Argelès : premier camp ouvert en février 1939 pour les réfugiés espagnols. Sur la plage. Sans même de baraques. Dès mars, 77.000 victimes de Franco étaient déjà entassées dans des conditions inimaginables en un décors auparavant paisible.

Le Vernet : 12.000 Espagnols furent les premiers prisonniers des barbelés de ce camp Ariègeois. En 1940, il sera élargi aux étrangers victimes des lois racistes de l'Etat dit Français. Puis en 1942, Le Vernet devint en plus un camp de transit pour juifs destinés à l'extermination.
Au total, les registres portent les noms de 40.000 personnes de 58 nationalités différentes.

Photo : Nicole Bergé. DR.

"Le camp de Gurs (les socles de l'ancien château d'eau) et au fond, j'ai mis la tuilerie du camp des Milles."

Gurs : construit à la hâte de mars à avril 1939. Ce camp a été le lieu de détention de plus de 26.000 juifs, de plus 25.000 Espagnols, de plus de 6.000 volontaires des Brigades internationales, de près de 1.500 Français et d'une soixantaine de Tsiganes.
Milles : ouvert en 1939. Comptait 3.500 internés en juin 1940. A partir de 1942, servit de départ vers Auschwitz via Drancy.

Photo : Nicole Bergé. DR.

- "La forêt de Gurs où tout a disparu mais dans laquelle j'ai incrusté des baraques de Rivesaltes."

Rivesaltes : successivement camp militaire, camp "de transit" pour les réfugiés espagnols, "centre d’hébergement surveillé", centre régional de "rassemblement des Israélites", camp de dépôt de matériel allemand, camp d’internement pour prisonniers de guerre allemands et collaborateurs, camp de regroupement des Harkis et de leur famille, centre de transit pour les troupes du contingent…

Photo : Nicole Bergé. DR.

- "Vue d'où se trouvait le camp de Septfonds et dans le champs, j'ai posé la baraque (musée) du Récébédou, commune de Portet sur Garonne."

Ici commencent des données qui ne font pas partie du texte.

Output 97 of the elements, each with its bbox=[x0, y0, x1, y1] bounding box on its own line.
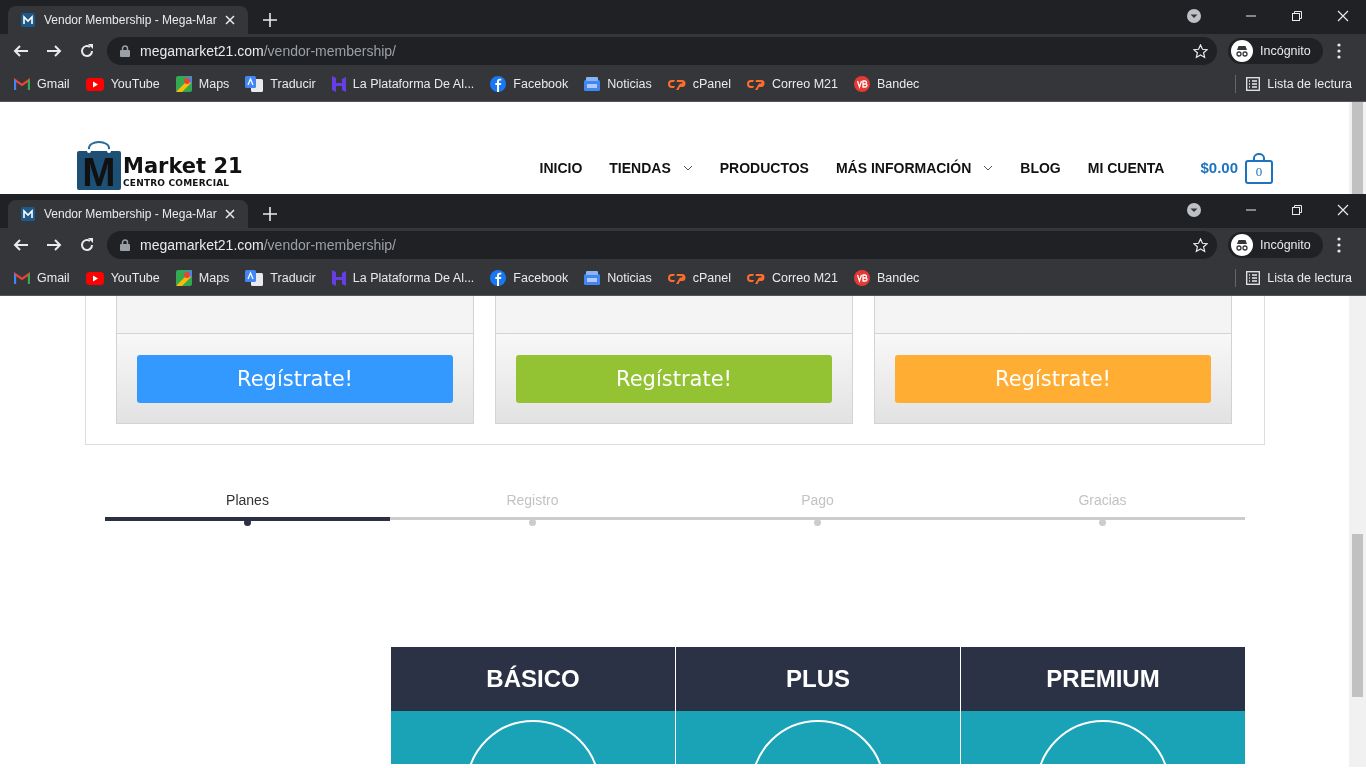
reload-icon[interactable] bbox=[79, 43, 95, 59]
star-icon[interactable] bbox=[1193, 43, 1208, 59]
reading-list-button[interactable]: Lista de lectura bbox=[1246, 271, 1352, 285]
nav-link[interactable]: MÁS INFORMACIÓN bbox=[835, 160, 994, 176]
envelope-icon bbox=[14, 272, 30, 284]
bookmark[interactable]: Facebook bbox=[490, 270, 569, 286]
bookmark[interactable]: YouTube bbox=[85, 77, 160, 91]
menu-icon[interactable] bbox=[1336, 43, 1341, 59]
logo-title: Market 21 bbox=[123, 154, 243, 178]
list-icon bbox=[1246, 271, 1261, 285]
facebook-icon bbox=[490, 270, 507, 286]
bookmark[interactable]: Noticias bbox=[584, 77, 652, 91]
address-bar[interactable]: megamarket21.com/vendor-membership/ bbox=[107, 231, 1217, 259]
browser-tab[interactable]: Vendor Membership - Mega-Mar bbox=[8, 200, 248, 228]
close-icon[interactable] bbox=[1337, 204, 1349, 216]
url-text: megamarket21.com/vendor-membership/ bbox=[140, 43, 396, 59]
bookmark[interactable]: La Plataforma De Al... bbox=[331, 76, 475, 92]
bookmark[interactable]: Maps bbox=[175, 270, 230, 286]
map-icon bbox=[175, 270, 192, 286]
bookmark[interactable]: Noticias bbox=[584, 271, 652, 285]
hostinger-icon bbox=[331, 270, 346, 286]
nav-link[interactable]: INICIO bbox=[539, 160, 583, 176]
bookmark[interactable]: cPanel bbox=[667, 271, 731, 285]
bookmark[interactable]: Facebook bbox=[490, 76, 569, 92]
plan-header: PREMIUM bbox=[961, 647, 1245, 711]
nav-link[interactable]: TIENDAS bbox=[609, 160, 693, 176]
chevron-down-icon bbox=[682, 165, 693, 171]
star-icon[interactable] bbox=[1193, 237, 1208, 253]
tab-search-icon[interactable] bbox=[1186, 202, 1202, 218]
site-favicon-icon bbox=[20, 206, 36, 222]
cpanel-icon bbox=[667, 78, 686, 90]
tab-search-icon[interactable] bbox=[1186, 8, 1202, 24]
incognito-icon bbox=[1231, 234, 1253, 256]
play-icon bbox=[85, 77, 104, 91]
new-tab-icon[interactable] bbox=[263, 13, 277, 27]
bookmark[interactable]: cPanel bbox=[667, 77, 731, 91]
restore-icon[interactable] bbox=[1291, 10, 1303, 22]
back-icon[interactable] bbox=[13, 43, 29, 59]
plan-header: PLUS bbox=[676, 647, 960, 711]
cpanel-icon bbox=[746, 78, 765, 90]
bookmark[interactable]: Gmail bbox=[14, 77, 70, 91]
bookmark[interactable]: Traducir bbox=[245, 76, 316, 92]
translate-icon bbox=[245, 76, 264, 92]
site-favicon-icon bbox=[20, 12, 36, 28]
bookmark[interactable]: La Plataforma De Al... bbox=[331, 270, 475, 286]
lock-icon bbox=[120, 239, 130, 251]
logo-badge: M bbox=[77, 151, 121, 190]
bookmark[interactable]: Bandec bbox=[853, 270, 920, 286]
restore-icon[interactable] bbox=[1291, 204, 1303, 216]
cpanel-icon bbox=[746, 272, 765, 284]
envelope-icon bbox=[14, 78, 30, 90]
translate-icon bbox=[245, 270, 264, 286]
news-icon bbox=[584, 77, 601, 91]
bookmark[interactable]: Correo M21 bbox=[746, 77, 838, 91]
plan-header: BÁSICO bbox=[391, 647, 675, 711]
nav-link[interactable]: BLOG bbox=[1020, 160, 1061, 176]
chevron-down-icon bbox=[983, 165, 994, 171]
bank-logo-icon bbox=[853, 76, 870, 92]
new-tab-icon[interactable] bbox=[263, 207, 277, 221]
news-icon bbox=[584, 271, 601, 285]
cart-total[interactable]: $0.00 bbox=[1200, 159, 1238, 176]
nav-link[interactable]: MI CUENTA bbox=[1087, 160, 1165, 176]
list-icon bbox=[1246, 77, 1261, 91]
back-icon[interactable] bbox=[13, 237, 29, 253]
incognito-icon bbox=[1231, 40, 1253, 62]
step-tab[interactable]: Planes bbox=[105, 490, 390, 526]
bookmark[interactable]: Gmail bbox=[14, 271, 70, 285]
close-icon[interactable] bbox=[1337, 10, 1349, 22]
cpanel-icon bbox=[667, 272, 686, 284]
bookmark[interactable]: Maps bbox=[175, 76, 230, 92]
reload-icon[interactable] bbox=[79, 237, 95, 253]
browser-tab[interactable]: Vendor Membership - Mega-Mar bbox=[8, 6, 248, 34]
lock-icon bbox=[120, 45, 130, 57]
logo-subtitle: CENTRO COMERCIAL bbox=[123, 178, 231, 189]
bookmark[interactable]: Bandec bbox=[853, 76, 920, 92]
menu-icon[interactable] bbox=[1336, 237, 1341, 253]
forward-icon[interactable] bbox=[46, 237, 62, 253]
forward-icon[interactable] bbox=[46, 43, 62, 59]
scrollbar-thumb[interactable] bbox=[1352, 534, 1363, 697]
scrollbar-thumb[interactable] bbox=[1352, 102, 1363, 194]
bookmark[interactable]: YouTube bbox=[85, 271, 160, 285]
bookmark[interactable]: Traducir bbox=[245, 270, 316, 286]
address-bar[interactable]: megamarket21.com/vendor-membership/ bbox=[107, 37, 1217, 65]
close-tab-icon[interactable] bbox=[224, 15, 235, 25]
close-tab-icon[interactable] bbox=[224, 209, 235, 219]
bag-handle-icon bbox=[87, 141, 111, 153]
hostinger-icon bbox=[331, 76, 346, 92]
bookmark[interactable]: Correo M21 bbox=[746, 271, 838, 285]
bank-logo-icon bbox=[853, 270, 870, 286]
map-icon bbox=[175, 76, 192, 92]
incognito-button[interactable]: Incógnito bbox=[1228, 232, 1323, 258]
reading-list-button[interactable]: Lista de lectura bbox=[1246, 77, 1352, 91]
url-text: megamarket21.com/vendor-membership/ bbox=[140, 237, 396, 253]
nav-link[interactable]: PRODUCTOS bbox=[719, 160, 809, 176]
play-icon bbox=[85, 271, 104, 285]
incognito-button[interactable]: Incógnito bbox=[1228, 38, 1323, 64]
facebook-icon bbox=[490, 76, 507, 92]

Septfonds (camp de Judes) : 45 baraques furent dressées à l'origine pour 16.000 Espagnols. Puis se retrouvèrent derrière les barbelés des "étrangers en surnombre" selon les (é)normes de Vichy, des officiers alliés (principalement des Polonais), des communistes et des juifs invariablement promis à l'extermination.

Récébedou : encore et toujours un camp destiné aux Républicains espagnols. Des civils belges et même français frappés par l'exode y seront de plus mis en baraques. Puis, dès l'application des lois de Vichy en 1940, des juifs et autres étrangers indésirables. En été 1942, trois convois partirent de Récébedou à destination de Drancy.

Photo : Nicole Bergé (2). DR.

- "Une baraque de Noé transformée en gradins et le cimetière du camp du Vernet d'Ariège."

Noé : "centre de séjour surveillé prévu pour une capacité de 1.600 personnes. Au 1er avril 1941, les registres du camp comptaient 1.536 noms dont ceux de 701 juifs. Avec l'application de la Shoah en 1942, quatre convois quittèrent Noé pour Drancy.

Notes :

(1) Anne Grynberg, Les camps de la honte. Les internés juifs des camps français. 1939-1944, La Découverte.

(2) Plus que des remerciements à Nicole Bergé pour avoir autorisé la mise sur ce blog de ses photographies. Sa générosité n'en rend sa démarche de recherches photographiques que plus estimable encore.